For the longest time I stood under the spray, eyes closed, just letting the water scald and sting my skin. It pounded the thoughts from my head, drummed the echoes of Olivia’s screams from my ears, and washed away the filth that couldn’t be seen or scented but was seeping into my soul even now. I shook my head and refused to think about it. My muscles relaxed, my skin grew red, almost raw, and still I remained beneath the steady stream of wet heat, not wanting to move. Not ever again.
I thought I’d be too wired to relax completely, too aware of Ben’s presence in the next room, and of dawn’s steady approach, but I’d underestimated how exhausted I truly was. Somehow I managed to doze off still standing, leaning against the tiles like a beached bass waiting for another tide to come in.
I awoke to arms snaking carefully around my naked waist and a soft sigh catching in my ear. Goose bumps prickled down my neck and breasts and back, and I didn’t have to inhale to know it was Ben.
“Jo-Jo,” he said, feathering kisses along my earlobe, hands rising to cup my breasts as he moved in closer behind me. I tensed, realizing in some ultra-alert corner of my brain that I shouldn’t be doing this. I couldn’t. Not tonight, of all nights.
“Wait,” I said, half turning to him, hardly daring to meet his eyes. “We can’t.”
Ben smiled kindly, mistaking my reaction for plain-vanilla reticence, and why not? He had no idea what kind of night I’d had. He knew only that a handful of hours ago we were climbing into each other’s skin, and that now I had accepted the invitation into his home and then climbed into his shower.
“‘If we could decide who we loved, it would be much simpler, but much less magical.’”
That hit me. Not only had he just admitted he still loved me, but because he did it in the way we had when we were young, hiding behind the mask of a quotation, using someone else’s words to bolster our own softly blooming emotions.
“Who said that?” I asked, slicking my hair back with one hand as I looked up at him.
“The dudes who created South Park.”
A laugh burst out of me, strangled but strong, and I bent my head to his chest, shaking as my smile slipped into tears.
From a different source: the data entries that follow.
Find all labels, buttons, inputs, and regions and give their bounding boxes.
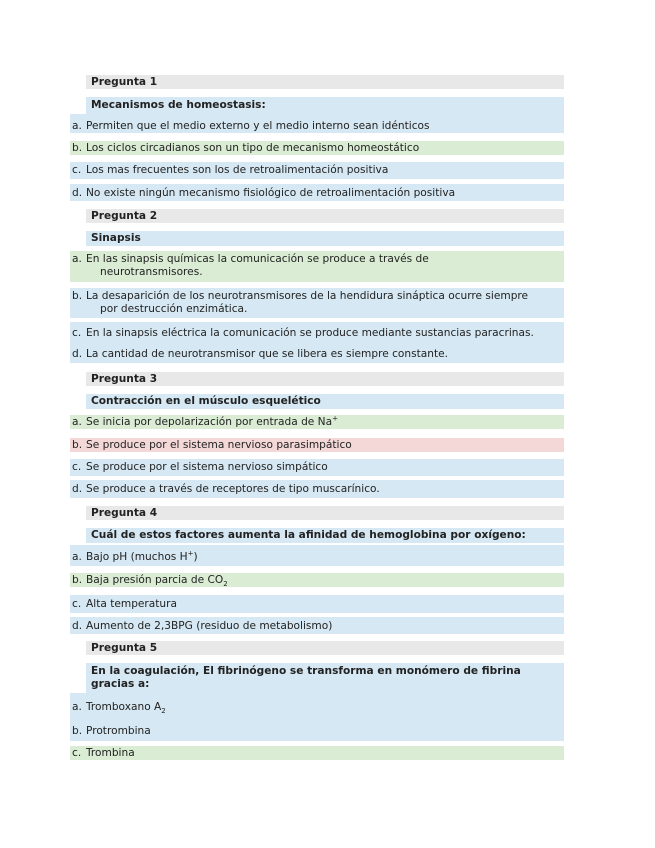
option-letter: c.	[72, 747, 82, 759]
question-title-text: Cuál de estos factores aumenta la afinidad de hemoglobina por oxígeno:	[91, 529, 526, 541]
option-letter: d.	[72, 620, 83, 632]
question-number: Pregunta 5	[91, 642, 158, 654]
answer-option-correct[interactable]	[70, 415, 564, 429]
question-title-line1: En la coagulación, El fibrinógeno se transforma en monómero de fibrina	[91, 665, 521, 677]
option-letter: b.	[72, 290, 83, 302]
answer-option[interactable]	[70, 288, 564, 318]
option-text-main: Baja presión parcia de CO	[86, 574, 224, 586]
question-title	[86, 528, 564, 543]
question-number: Pregunta 4	[91, 507, 158, 519]
option-letter: c.	[72, 164, 82, 176]
option-letter: d.	[72, 483, 83, 495]
option-text-line2: neurotransmisores.	[100, 266, 203, 278]
option-text	[86, 701, 166, 714]
option-letter: c.	[72, 461, 82, 473]
option-text: Se produce por el sistema nervioso simpático	[86, 461, 328, 473]
answer-option[interactable]	[70, 480, 564, 498]
superscript: +	[187, 549, 194, 558]
option-text: Se produce por el sistema nervioso parasimpático	[86, 439, 352, 451]
question-title	[86, 663, 564, 693]
question-header	[86, 506, 564, 520]
answer-option[interactable]	[70, 184, 564, 201]
question-number: Pregunta 2	[91, 210, 158, 222]
option-text-main: Tromboxano A	[86, 701, 162, 713]
question-number: Pregunta 1	[91, 76, 158, 88]
answer-option-correct[interactable]	[70, 141, 564, 155]
option-text: Permiten que el medio externo y el medio interno sean idénticos	[86, 120, 430, 132]
question-title-text: Contracción en el músculo esquelético	[91, 395, 321, 407]
option-letter: c.	[72, 327, 82, 339]
answer-option[interactable]	[70, 162, 564, 179]
option-letter: a.	[72, 701, 82, 713]
question-number: Pregunta 3	[91, 373, 158, 385]
question-header	[86, 372, 564, 386]
option-text: Se produce a través de receptores de tipo muscarínico.	[86, 483, 380, 495]
option-text: En la sinapsis eléctrica la comunicación se produce mediante sustancias paracrinas.	[86, 327, 534, 339]
question-title-text: Sinapsis	[91, 232, 141, 244]
answer-option[interactable]	[70, 617, 564, 634]
question-title-line2: gracias a:	[91, 678, 150, 690]
question-title	[86, 231, 564, 246]
option-text: Los ciclos circadianos son un tipo de mecanismo homeostático	[86, 142, 420, 154]
answer-option[interactable]	[70, 545, 564, 566]
answer-option[interactable]	[70, 341, 564, 363]
question-title	[86, 394, 564, 409]
option-letter: b.	[72, 725, 83, 737]
option-text: Alta temperatura	[86, 598, 177, 610]
answer-option-correct[interactable]	[70, 251, 564, 282]
answer-option[interactable]	[70, 459, 564, 476]
question-title	[86, 97, 564, 114]
option-text: No existe ningún mecanismo fisiológico de retroalimentación positiva	[86, 187, 456, 199]
question-header	[86, 641, 564, 655]
answer-option[interactable]	[70, 322, 564, 341]
question-header	[86, 209, 564, 223]
answer-option-wrong[interactable]	[70, 438, 564, 452]
option-letter: a.	[72, 416, 82, 428]
option-text-main: Se inicia por depolarización por entrada de Na	[86, 416, 333, 428]
subscript: 2	[161, 707, 166, 716]
option-text-line2: por destrucción enzimática.	[100, 303, 248, 315]
answer-option[interactable]	[70, 114, 564, 133]
answer-option-correct[interactable]	[70, 746, 564, 760]
option-text-main: Bajo pH (muchos H	[86, 551, 188, 563]
option-letter: d.	[72, 187, 83, 199]
option-letter: a.	[72, 551, 82, 563]
option-letter: b.	[72, 142, 83, 154]
option-text-line1: En las sinapsis químicas la comunicación se produce a través de	[86, 253, 429, 265]
option-text-after: )	[193, 551, 198, 563]
superscript: +	[332, 414, 338, 423]
option-text: Trombina	[86, 747, 135, 759]
option-text: La cantidad de neurotransmisor que se libera es siempre constante.	[86, 348, 449, 360]
option-text	[86, 551, 198, 564]
option-letter: b.	[72, 439, 83, 451]
question-header	[86, 75, 564, 89]
option-letter: a.	[72, 253, 82, 265]
answer-option-correct[interactable]	[70, 573, 564, 587]
option-text: Aumento de 2,3BPG (residuo de metabolismo)	[86, 620, 333, 632]
subscript: 2	[223, 580, 228, 589]
option-letter: b.	[72, 574, 83, 586]
option-text	[86, 416, 338, 429]
answer-option[interactable]	[70, 595, 564, 613]
option-text: Protrombina	[86, 725, 151, 737]
option-text	[86, 574, 228, 587]
option-text: Los mas frecuentes son los de retroalimentación positiva	[86, 164, 389, 176]
option-letter: c.	[72, 598, 82, 610]
answer-option[interactable]	[70, 693, 564, 719]
question-title-text: Mecanismos de homeostasis:	[91, 99, 266, 111]
answer-option[interactable]	[70, 719, 564, 741]
option-letter: a.	[72, 120, 82, 132]
option-letter: d.	[72, 348, 83, 360]
option-text-line1: La desaparición de los neurotransmisores de la hendidura sináptica ocurre siempre	[86, 290, 529, 302]
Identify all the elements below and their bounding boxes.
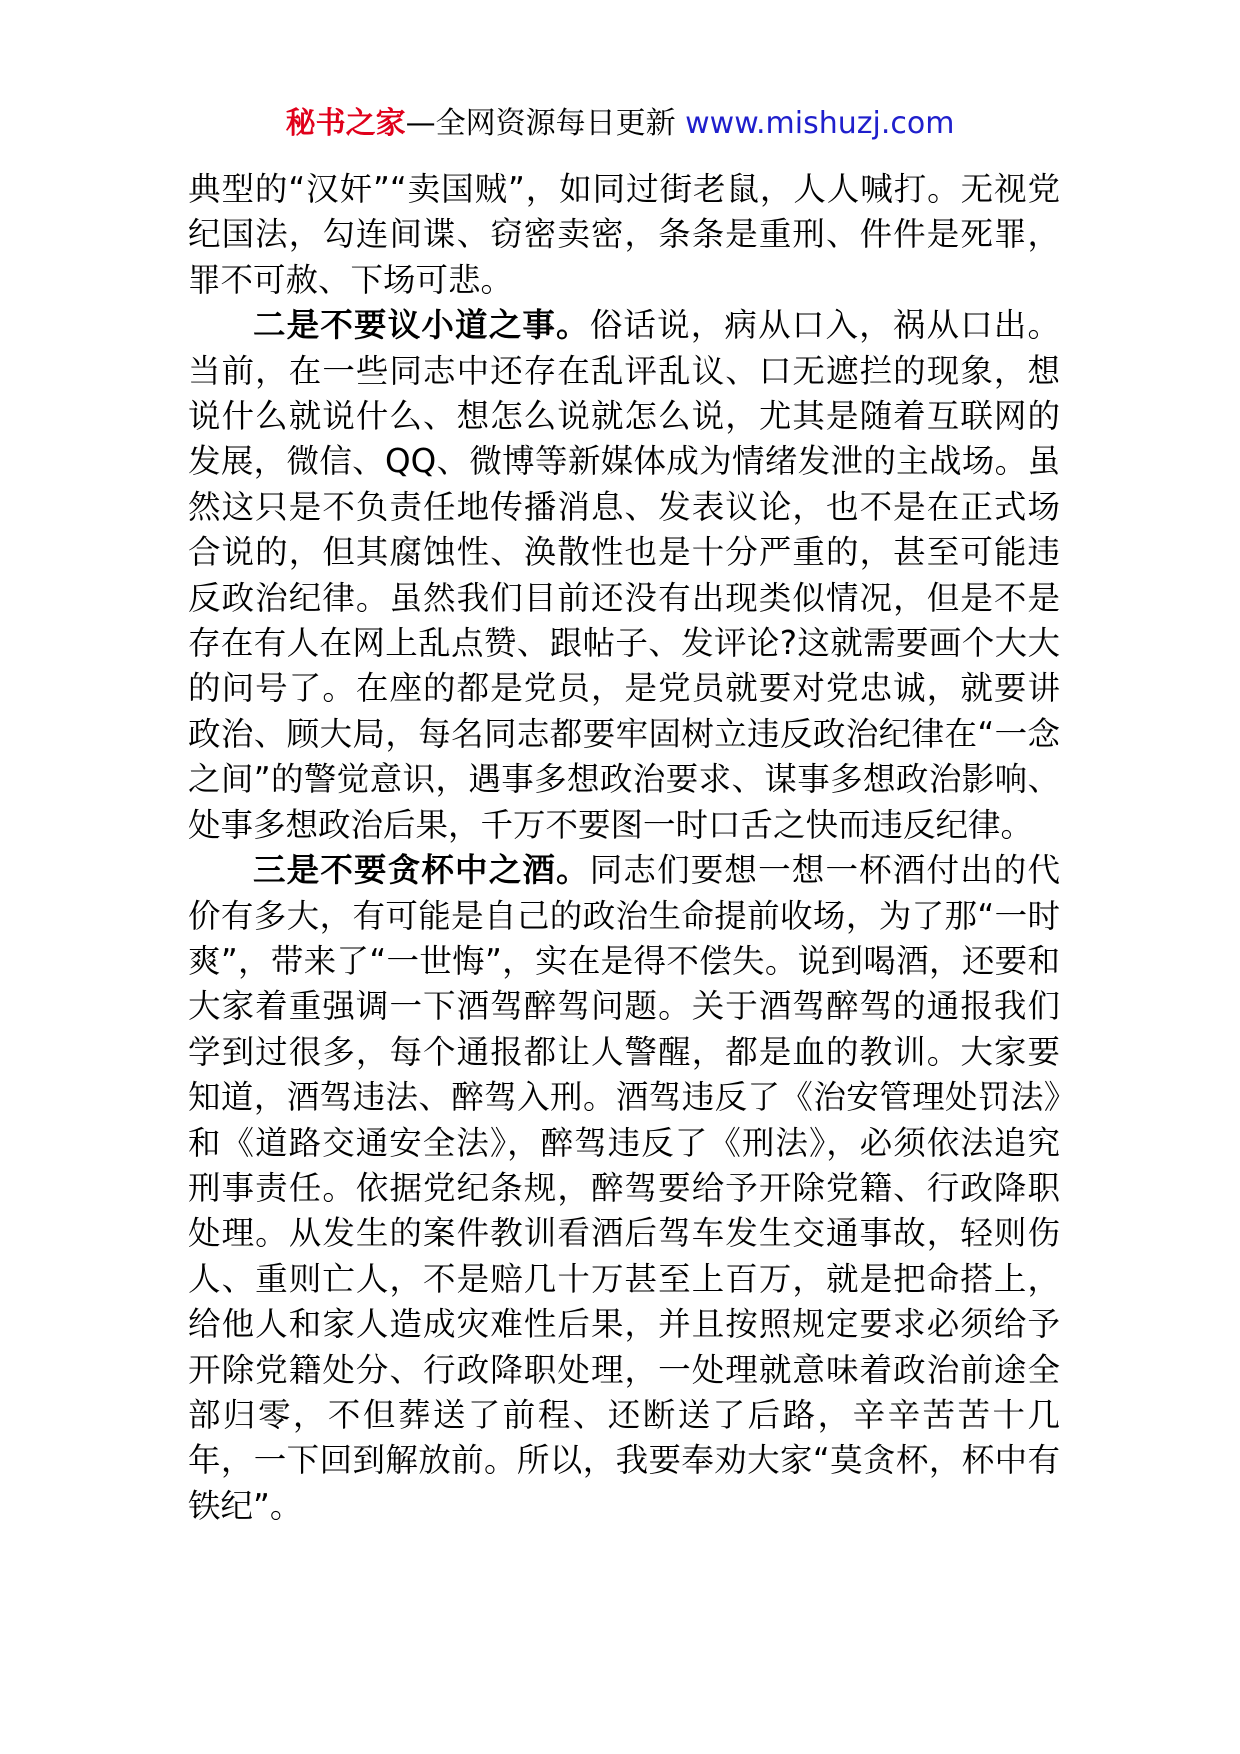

For a long time Ben just held me, letting the water sluice along my shoulders and back, his hands still, chin resting on my head. He was giving me time, letting me know it’d kill him to back off now but he’d do it if that’s what I wanted.
My decision, at last, came out in a single smooth watery movement. I lifted my lips to Ben’s and released the weight of my own pain, just let it wash down the drain along with every other thought in my mind.
The soap had cleansed me, the water warmed me, but it was only with Ben’s touch that the nerve endings beneath my skin began to skirt back to life. He ran his hands down my arms, gripped my waist, then skimmed them gently along my hips. All the while he kissed me, a soft exploring pressure against my mouth that tasted like musky sunshine and was the most solid thing I’d ever known. Passion rolled through me, quaking through my core at first, then causing my limbs to curl tightly around him. The selfish and greedy part of me that still wanted to live, to thrive, even after all I’d seen and done that night, reached out to Ben, opening to him, and overrode the numbness threatening to encase my soul.